My thesis details the development of a numerical algorithm for simulating the pore-scale flow of an incompressible fluid with conjugate heat transfer using spatially periodic geometric models of porous media. The simulations use geometric data on the pore network extracted from detailed images taken using X-ray computed tomography.
Subsequent processing of the pore-scale results (i.e. velocity, pressure and temperature), yields predictions for effective transport parameters. The primary focus is on the transport parameters that quantify flow resistance and the rate of interphase heat exchange: the permeability and the interfacial heat-transfer coefficient respectively.
The numerical approach is described as is its validation in simplified geometric models of porous media. These are compared directly to data from a physical experiment, thereby establishing the effectiveness of the method.

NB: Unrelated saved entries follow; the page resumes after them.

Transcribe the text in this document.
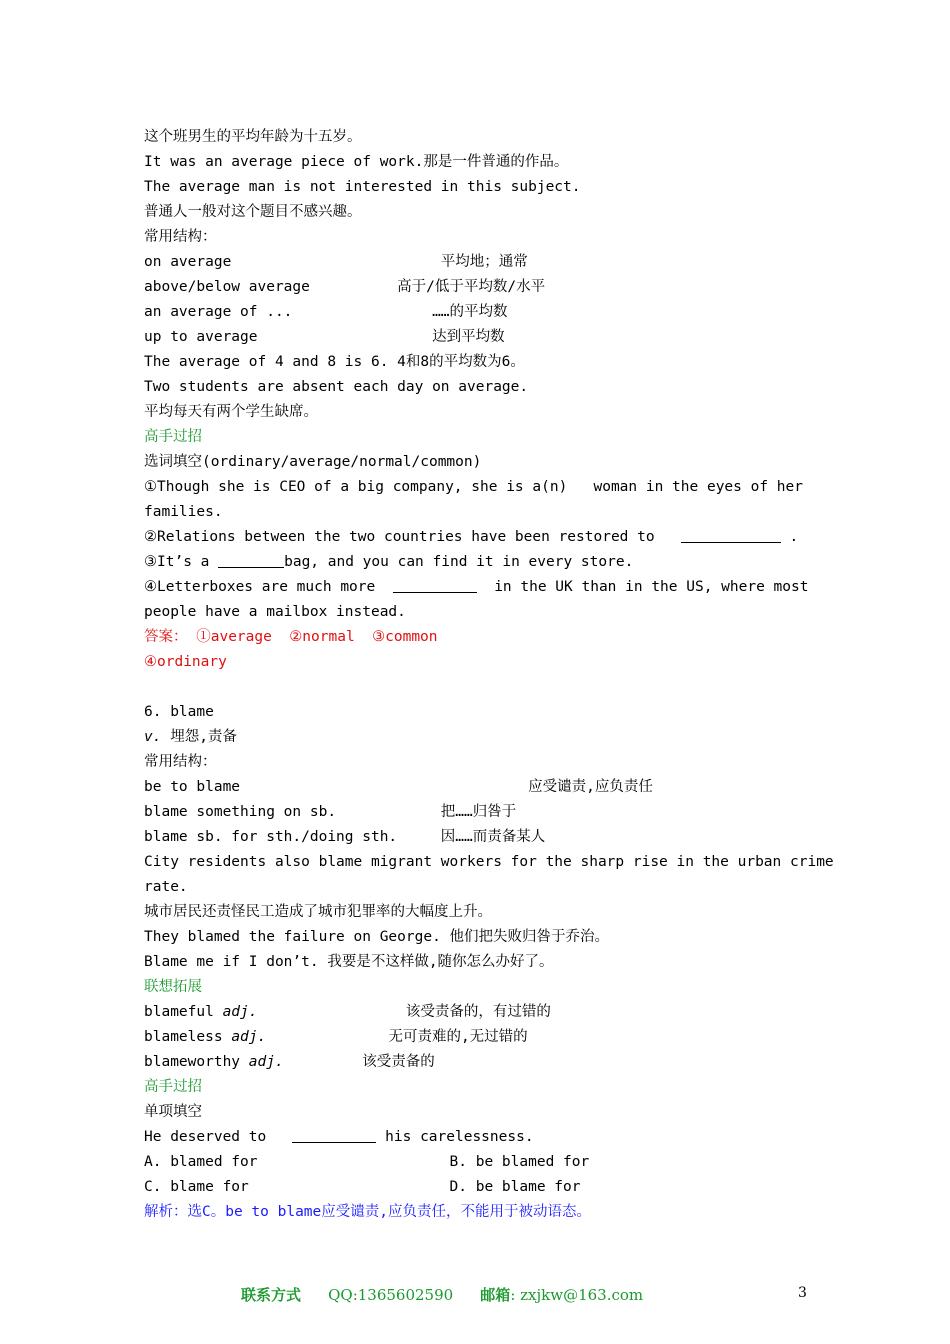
这个班男生的平均年龄为十五岁。
It was an average piece of work.那是一件普通的作品。
The average man is not interested in this subject.
普通人一般对这个题目不感兴趣。
常用结构：
on average                        平均地；通常
above/below average          高于/低于平均数/水平
an average of ...                ……的平均数
up to average                    达到平均数
The average of 4 and 8 is 6. 4和8的平均数为6。
Two students are absent each day on average.
平均每天有两个学生缺席。
高手过招
选词填空(ordinary/average/normal/common)
①Though she is CEO of a big company, she is a(n)   woman in the eyes of her
families.
②Relations between the two countries have been restored to	.
③It’s a	bag, and you can find it in every store.
④Letterboxes are much more	in the UK than in the US, where most
people have a mailbox instead.
答案： ①average  ②normal  ③common
④ordinary
6. blame
v. 埋怨,责备
常用结构：
be to blame                                 应受谴责,应负责任
blame something on sb.            把……归咎于
blame sb. for sth./doing sth.     因……而责备某人
City residents also blame migrant workers for the sharp rise in the urban crime
rate.
城市居民还责怪民工造成了城市犯罪率的大幅度上升。
They blamed the failure on George. 他们把失败归咎于乔治。
Blame me if I don’t. 我要是不这样做,随你怎么办好了。
联想拓展
blameful adj.                 该受责备的，有过错的
blameless adj.              无可责难的,无过错的
blameworthy adj.         该受责备的
高手过招
单项填空
He deserved to	his carelessness.
A. blamed for                      B. be blamed for
C. blame for                       D. be blame for
解析：选C。be to blame应受谴责,应负责任，不能用于被动语态。
联系方式 QQ:1365602590 邮箱: zxjkw@163.com	3
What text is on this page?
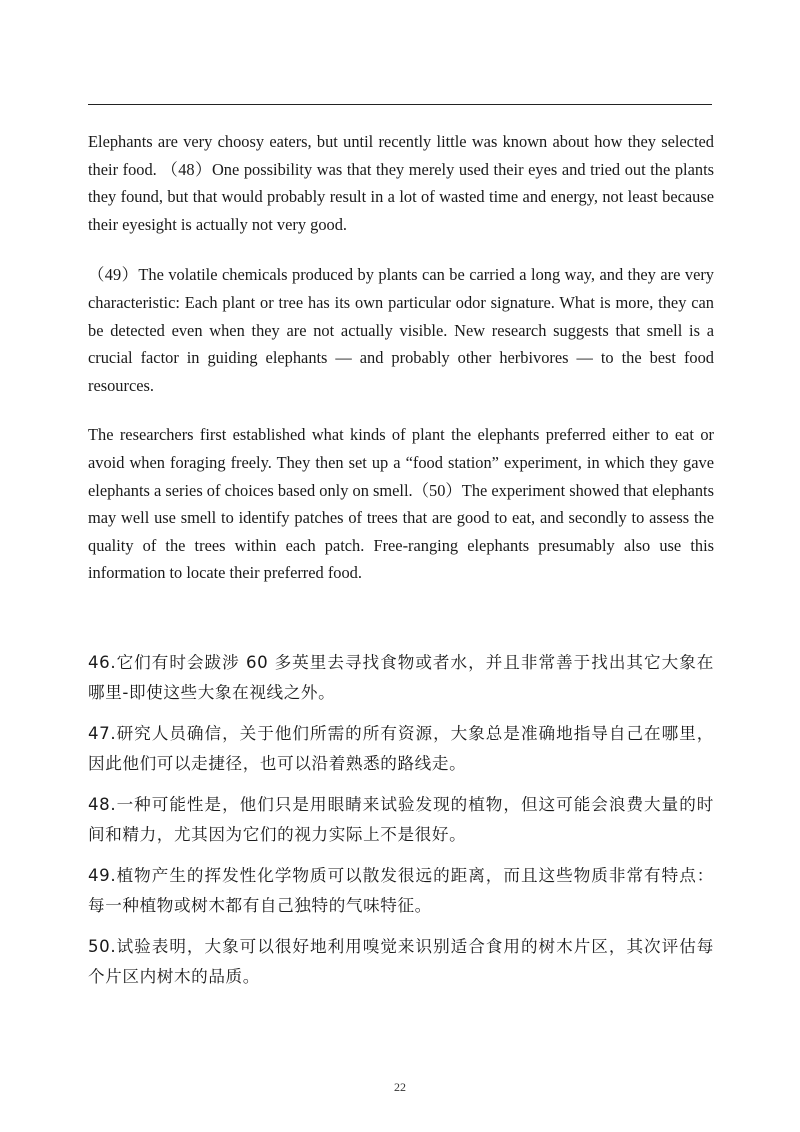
Elephants are very choosy eaters, but until recently little was known about how they selected their food. （48）One possibility was that they merely used their eyes and tried out the plants they found, but that would probably result in a lot of wasted time and energy, not least because their eyesight is actually not very good.

（49）The volatile chemicals produced by plants can be carried a long way, and they are very characteristic: Each plant or tree has its own particular odor signature. What is more, they can be detected even when they are not actually visible. New research suggests that smell is a crucial factor in guiding elephants — and probably other herbivores — to the best food resources.

The researchers first established what kinds of plant the elephants preferred either to eat or avoid when foraging freely. They then set up a “food station” experiment, in which they gave elephants a series of choices based only on smell.（50）The experiment showed that elephants may well use smell to identify patches of trees that are good to eat, and secondly to assess the quality of the trees within each patch. Free-ranging elephants presumably also use this information to locate their preferred food.

46.它们有时会跋涉 60 多英里去寻找食物或者水，并且非常善于找出其它大象在哪里-即使这些大象在视线之外。

47.研究人员确信，关于他们所需的所有资源，大象总是准确地指导自己在哪里，因此他们可以走捷径，也可以沿着熟悉的路线走。

48.一种可能性是，他们只是用眼睛来试验发现的植物，但这可能会浪费大量的时间和精力，尤其因为它们的视力实际上不是很好。

49.植物产生的挥发性化学物质可以散发很远的距离，而且这些物质非常有特点：每一种植物或树木都有自己独特的气味特征。

50.试验表明，大象可以很好地利用嗅觉来识别适合食用的树木片区，其次评估每个片区内树木的品质。

22
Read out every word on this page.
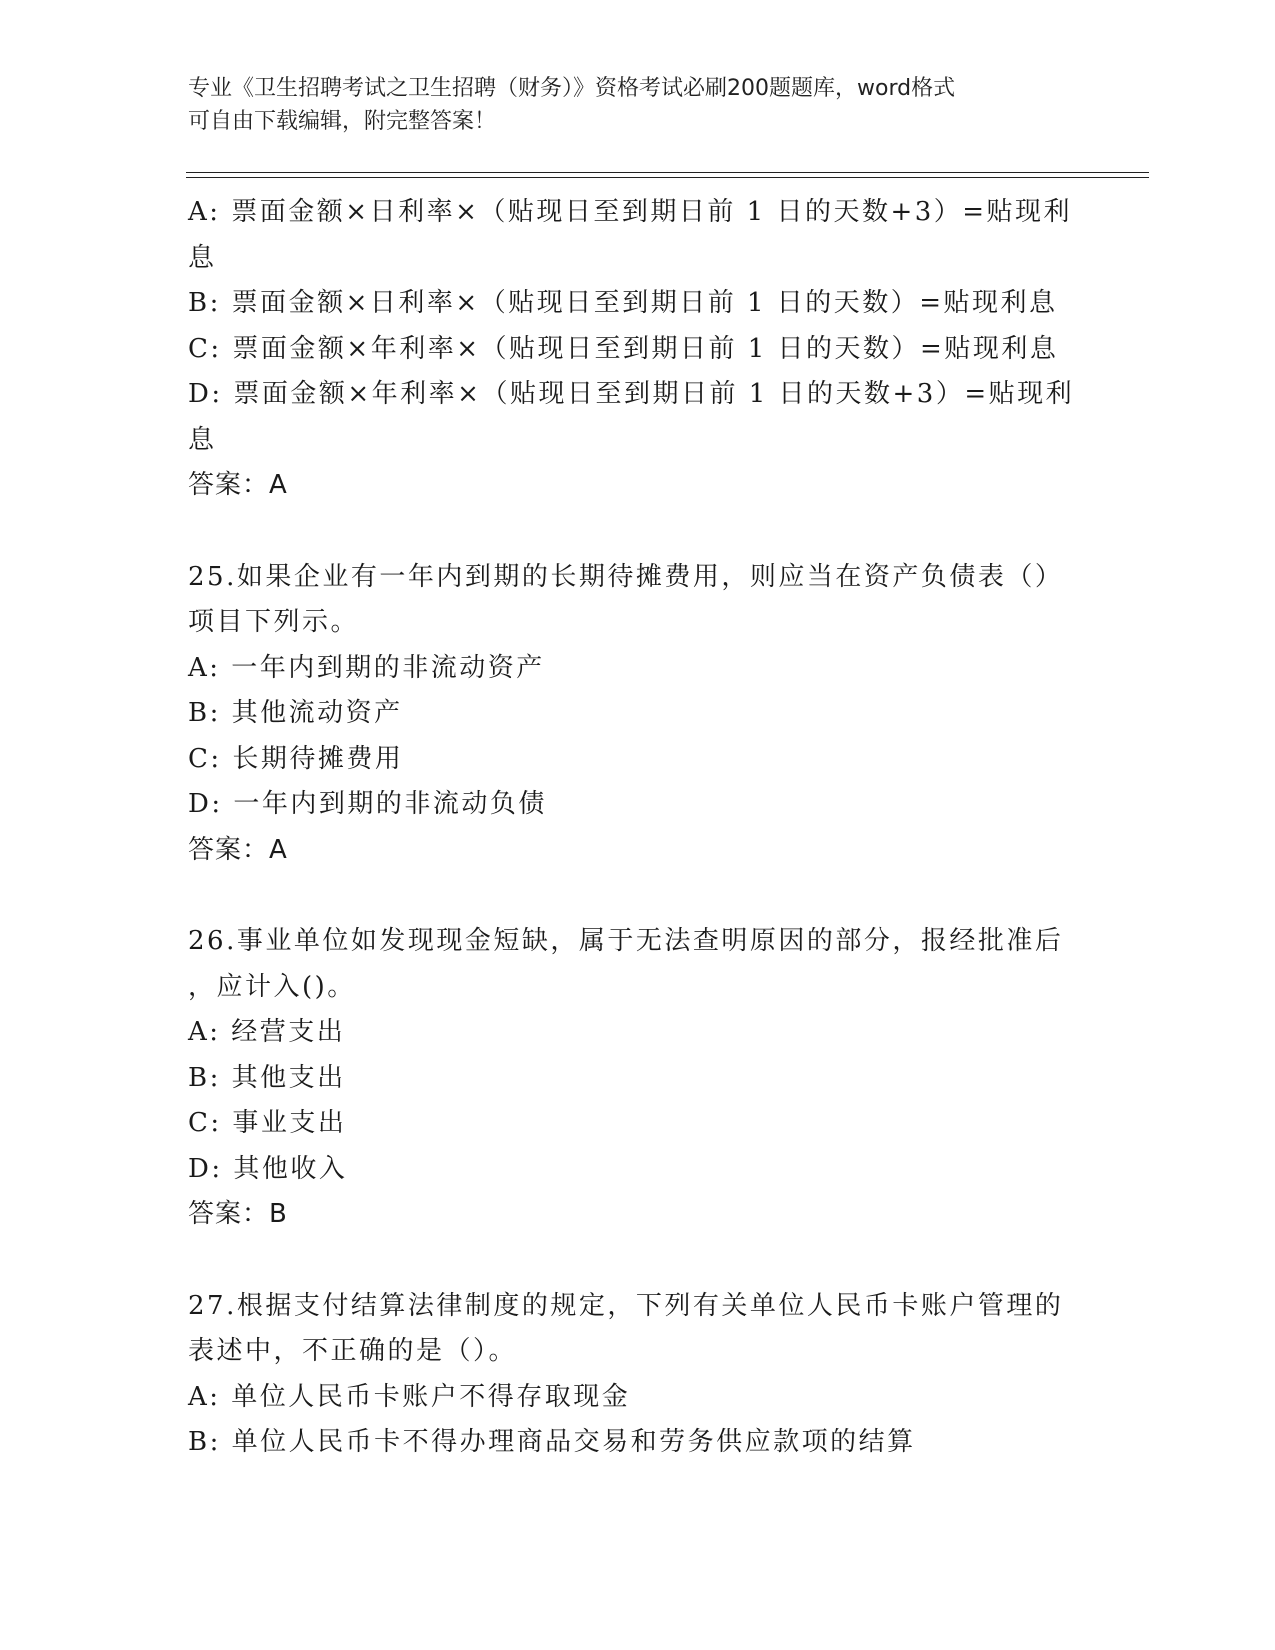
专业《卫生招聘考试之卫生招聘（财务）》资格考试必刷200题题库，word格式
可自由下载编辑，附完整答案！
A: 票面金额×日利率×（贴现日至到期日前 1 日的天数+3）=贴现利
息
B: 票面金额×日利率×（贴现日至到期日前 1 日的天数）=贴现利息
C: 票面金额×年利率×（贴现日至到期日前 1 日的天数）=贴现利息
D: 票面金额×年利率×（贴现日至到期日前 1 日的天数+3）=贴现利
息
答案：A
25.如果企业有一年内到期的长期待摊费用，则应当在资产负债表（）
项目下列示。
A: 一年内到期的非流动资产
B: 其他流动资产
C: 长期待摊费用
D: 一年内到期的非流动负债
答案：A
26.事业单位如发现现金短缺，属于无法查明原因的部分，报经批准后
，应计入()。
A: 经营支出
B: 其他支出
C: 事业支出
D: 其他收入
答案：B
27.根据支付结算法律制度的规定，下列有关单位人民币卡账户管理的
表述中，不正确的是（）。
A: 单位人民币卡账户不得存取现金
B: 单位人民币卡不得办理商品交易和劳务供应款项的结算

How was your research positioned on a scale of fundamental versus application oriented?
The numerical algorithm was used to describe an industrial process which resembles the way an incompressible fluid flows inside a porous medium. The flow is laminar in structure, but the geometry of the actual porous medium is really complex. A simulation technique was developed to describe what really happens as process parameters and/or geometry parameters change.
The strength of the algorithm lies in its ability to quickly and easily transform data on the cross-sectional information of a porous medium – using micro-computed tomography – and build a suitable computational mesh of the domain. Assessing changes to the geometry and its behavior on the flow characteristics can therefore easily be investigated. This technique could ultimately lead to a tool that can support product development.
Did the results resemble reality?
Yes, very much so. With our simulation method we were able to replicate the exact same conditions used in a physical experiment of flow through a tube filled with a complex porous medium. We were able to clearly represent the porous structure and to simulate the way the fluid travelled through the pores. For us, this was the first time that we successfully validated our method against a real-world problem.
Most of the simulations were performed on the high performance computing facilities at Sara, in Amsterdam. As a member of a NCF/NWO funded program we were able to get vital computing time.
In what way did you develop personally as a researcher and a scientist?
I learned not to lose myself in all the details that come with doing scientific research. Being a perfectionist, this was very difficult for me. But, just being able to "step back", and gain some perspective on your problem is the most productive way of obtaining results.
I also learned how to communicate my results, both written and oral, to fellow-researchers and to laymen. My promoter encouraged me to do so. The University of Twente offers the great opportunity to present oneself at conferences, thereby providing ample opportunity to improve one's communication skills and to build your network.
Did you manage to have some nice publications?
Yes, one article was published in Computers and Fluids and the other in the International Journal of Heat and Fluid Flow. One more article is on its way.
What are your future plans?
At the moment I work as a contracted software development engineer in Switzerland for the company that funded my research.
What in your opinion is important to help Mesa+ remain successful in the future?
I like the way company and academic research can go hand in hand. In my case, a large industrial company provided a challenging problem onto which I could apply my skills in a multidisciplinary way. Some features of my research were fundamental, but there has always been a clear application for our developments. I guess, this can be the strength of the Mesa+ institute in the future. I believe great research can be done if universities and industrial partners can work harmoniously together. Mesa+ should definitely play a role in bringing these parties closer together.